L’UE et le gaz russe: le débat sur la dépendance énergétique s’intensifie
Gaz russe

Dans un geste qui pourrait être perçu comme un tournant historique, l’Union européenne semble se préparer à fermer définitivement le chapitre du gaz russe acheminé par gazoducs. Cette décision, qui devrait se concrétiser avant la fin de l’année en cours, ne signifie pourtant pas un adieu complet au gaz russe, qui continuera d’entrer sur le territoire européen sous forme de gaz naturel liquéfié (GNL).

La commissaire européenne à l’énergie, Kadri Simson, lors d’une récente conférence de presse, a fait état de cette résolution prise dans le cadre du Conseil de l’UE, consacré au transit du gaz russe. Le contrat de transit actuel, né dans un contexte de tensions entre Moscou et Kiev en 2019, arrive à son terme le 31 décembre, et Bruxelles maintient une position ferme, excluant tout renouvellement de l’accord.

Simson a mis en lumière la baisse considérable des importations de gaz russe au sein de l’Union, qui ont chuté à 15% du total des importations en 2023, contre 24% l’année précédente. Cette diminution s’inscrit dans la mise en place du programme “RePowerEU”, une initiative dont l’objectif est la diversification des sources énergétiques de l’UE. Cette stratégie semble porter ses fruits, puisqu’elle a entraîné une baisse marquée des prix du gaz sur le marché européen.

La fermeture du Nord Stream, intervenue en 2022 suite à des problèmes techniques invoqués par Moscou et par la suite à des actes de sabotage, n’a pas mis un terme à l’acheminement des hydrocarbures russes. L’Europe a continué à recevoir du gaz naturel via le gazoduc transitant par l’Ukraine ainsi que sous forme de GNL. Néanmoins, Simson a signalé que les importations de GNL en provenance de Russie ont stagné à un volume de 18 milliards de mètres cubes, une constance qui soulève des questions sur les intentions de la Russie de pallier la diminution du flux via les gazoducs par une augmentation des exportations de GNL.

L’Europe, bien décidée à réduire sa dépendance énergétique vis-à-vis de la Russie, fait face à des défis considérables. Des États membres tels que l’Autriche dépendent encore fortement des hydrocarbures russes et ont du mal à se tourner vers des alternatives fiables. Conscient de ces difficultés, l’ensemble des Vingt-Sept s’est engagé à réduire la consommation énergétique, visant un objectif d’au moins 15% de réduction par rapport à la moyenne de consommation des années 2017 à 2022.
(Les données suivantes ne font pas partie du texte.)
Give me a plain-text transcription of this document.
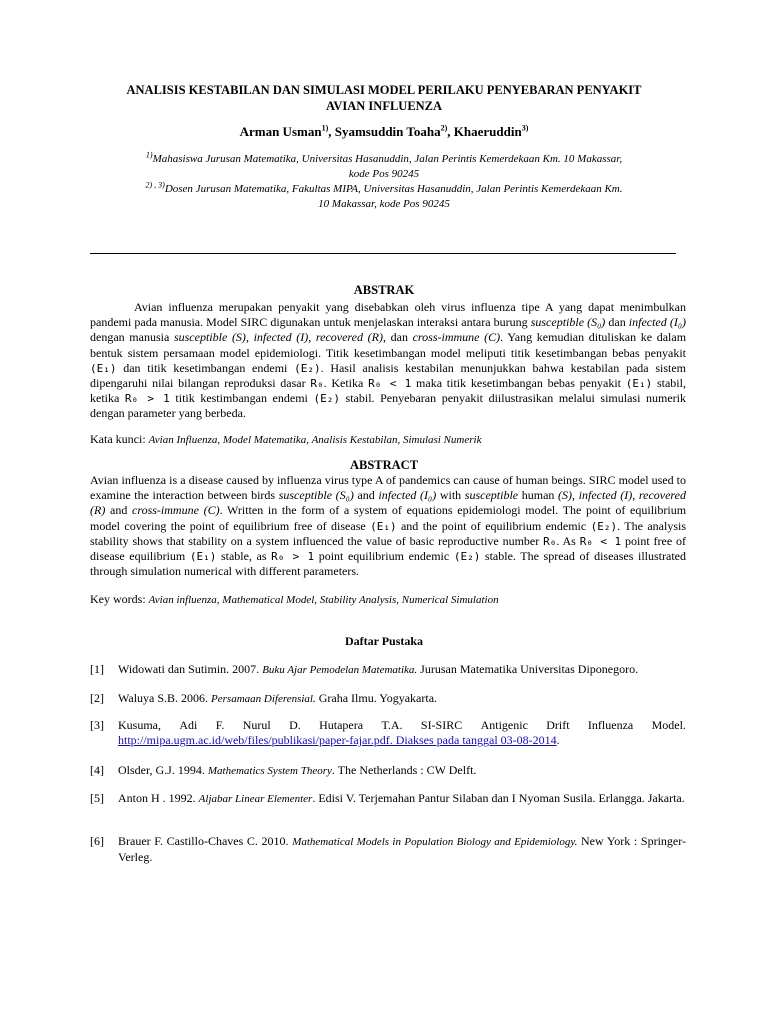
ANALISIS KESTABILAN DAN SIMULASI MODEL PERILAKU PENYEBARAN PENYAKIT
AVIAN INFLUENZA
Arman Usman$^{1)}$, Syamsuddin Toaha$^{2)}$, Khaeruddin$^{3)}$
$^{1)}$Mahasiswa Jurusan Matematika, Universitas Hasanuddin, Jalan Perintis Kemerdekaan Km. 10 Makassar,
kode Pos 90245
$^{2) , 3)}$Dosen Jurusan Matematika, Fakultas MIPA, Universitas Hasanuddin, Jalan Perintis Kemerdekaan Km.
10 Makassar, kode Pos 90245
ABSTRAK
Avian influenza merupakan penyakit yang disebabkan oleh virus influenza tipe A yang dapat menimbulkan pandemi pada manusia. Model SIRC digunakan untuk menjelaskan interaksi antara burung susceptible (S₀) dan infected (I₀) dengan manusia susceptible (S), infected (I), recovered (R), dan cross-immune (C). Yang kemudian dituliskan ke dalam bentuk sistem persamaan model epidemiologi. Titik kesetimbangan model meliputi titik kesetimbangan bebas penyakit (E₁) dan titik kesetimbangan endemi (E₂). Hasil analisis kestabilan menunjukkan bahwa kestabilan pada sistem dipengaruhi nilai bilangan reproduksi dasar R₀. Ketika R₀ < 1 maka titik kesetimbangan bebas penyakit (E₁) stabil, ketika R₀ > 1 titik kestimbangan endemi (E₂) stabil. Penyebaran penyakit diilustrasikan melalui simulasi numerik dengan parameter yang berbeda.
Kata kunci: Avian Influenza, Model Matematika, Analisis Kestabilan, Simulasi Numerik
ABSTRACT
Avian influenza is a disease caused by influenza virus type A of pandemics can cause of human beings. SIRC model used to examine the interaction between birds susceptible (S₀) and infected (I₀) with susceptible human (S), infected (I), recovered (R) and cross-immune (C). Written in the form of a system of equations epidemiologi model. The point of equilibrium model covering the point of equilibrium free of disease (E₁) and the point of equilibrium endemic (E₂). The analysis stability shows that stability on a system influenced the value of basic reproductive number R₀. As R₀ < 1 point free of disease equilibrium (E₁) stable, as R₀ > 1 point equilibrium endemic (E₂) stable. The spread of diseases illustrated through simulation numerical with different parameters.
Key words: Avian influenza, Mathematical Model, Stability Analysis, Numerical Simulation
Daftar Pustaka
[1]	Widowati dan Sutimin. 2007. Buku Ajar Pemodelan Matematika. Jurusan Matematika Universitas Diponegoro.
[2]	Waluya S.B. 2006. Persamaan Diferensial. Graha Ilmu. Yogyakarta.
[3]	Kusuma, Adi F. Nurul D. Hutapera T.A. SI-SIRC Antigenic Drift Influenza Model.
http://mipa.ugm.ac.id/web/files/publikasi/paper-fajar.pdf. Diakses pada tanggal 03-08-2014.
[4]	Olsder, G.J. 1994. Mathematics System Theory. The Netherlands : CW Delft.
[5]	Anton H . 1992. Aljabar Linear Elementer. Edisi V. Terjemahan Pantur Silaban dan I Nyoman Susila. Erlangga. Jakarta.
[6]	Brauer F. Castillo-Chaves C. 2010. Mathematical Models in Population Biology and Epidemiology. New York : Springer-Verleg.
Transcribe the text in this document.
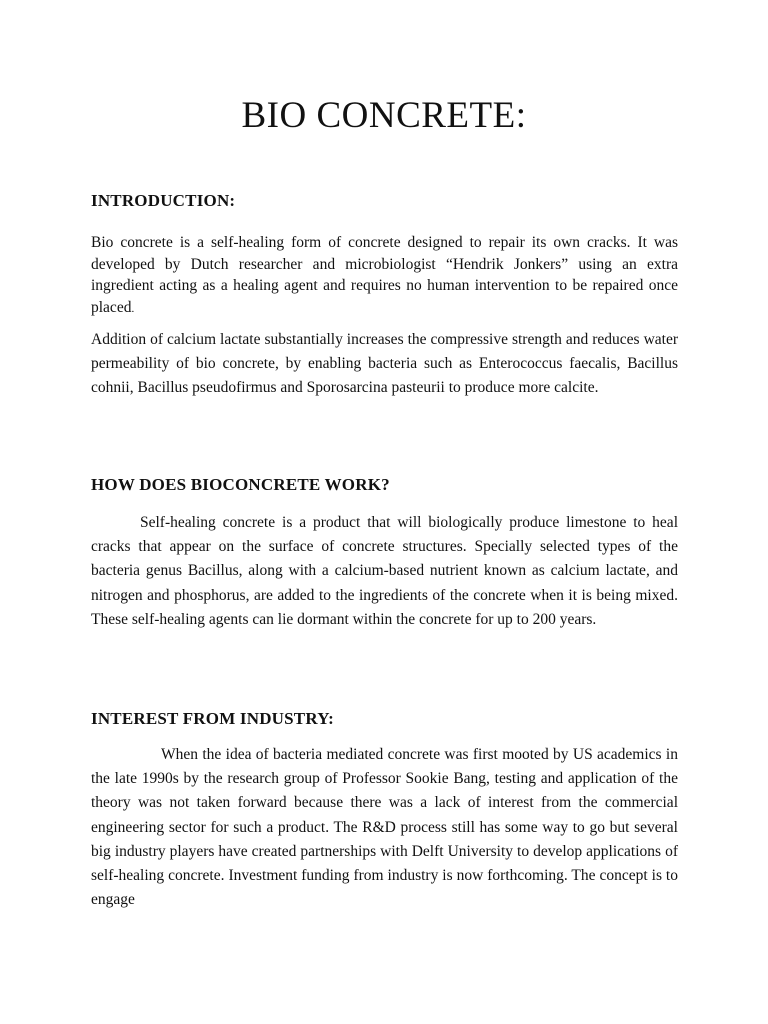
BIO CONCRETE:
INTRODUCTION:

Bio concrete is a self-healing form of concrete designed to repair its own cracks. It was developed by Dutch researcher and microbiologist “Hendrik Jonkers” using an extra ingredient acting as a healing agent and requires no human intervention to be repaired once placed.

Addition of calcium lactate substantially increases the compressive strength and reduces water permeability of bio concrete, by enabling bacteria such as Enterococcus faecalis, Bacillus cohnii, Bacillus pseudofirmus and Sporosarcina pasteurii to produce more calcite.

HOW DOES BIOCONCRETE WORK?

Self-healing concrete is a product that will biologically produce limestone to heal cracks that appear on the surface of concrete structures. Specially selected types of the bacteria genus Bacillus, along with a calcium-based nutrient known as calcium lactate, and nitrogen and phosphorus, are added to the ingredients of the concrete when it is being mixed. These self-healing agents can lie dormant within the concrete for up to 200 years.

INTEREST FROM INDUSTRY:

When the idea of bacteria mediated concrete was first mooted by US academics in the late 1990s by the research group of Professor Sookie Bang, testing and application of the theory was not taken forward because there was a lack of interest from the commercial engineering sector for such a product. The R&D process still has some way to go but several big industry players have created partnerships with Delft University to develop applications of self-healing concrete. Investment funding from industry is now forthcoming. The concept is to engage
Dans la continuité de ces efforts, le Conseil de l’UE a choisi de prolonger cette initiative de réduction de consommation jusqu’au 31 mars 2025. Cette décision, qui représente la seconde prolongation d’un engagement pris initialement comme mesure d’urgence en 2022, vise à garantir une sécurité d’approvisionnement durable et à maîtriser la volatilité des prix sur le marché.

Cependant, malgré les avancées, la situation sur les marchés mondiaux du gaz demeure précaire, comme le soulignent les derniers rapports de la Commission européenne. Avec des réserves de gaz s’élevant à 62 % de leur capacité, les États membres ne perdent pas de vue leur vulnérabilité face aux chocs imprévus et insistent sur la nécessité de rester vigilants, en se tenant prêts à réagir promptement face aux défis énergétiques émergents.

Ainsi, l’Europe semble désormais naviguer sur des eaux inexplorées, cherchant à s’affranchir de la tutelle énergétique russe tout en s’adaptant aux exigences d’un marché global de plus en plus imprévisible. L’issue de cette transition énergétique, qui tient autant d’une stratégie économique que d’une démarche géopolitique, pourrait redéfinir non seulement la sécurité énergétique du continent, mais également les relations internationales dans la décennie à venir.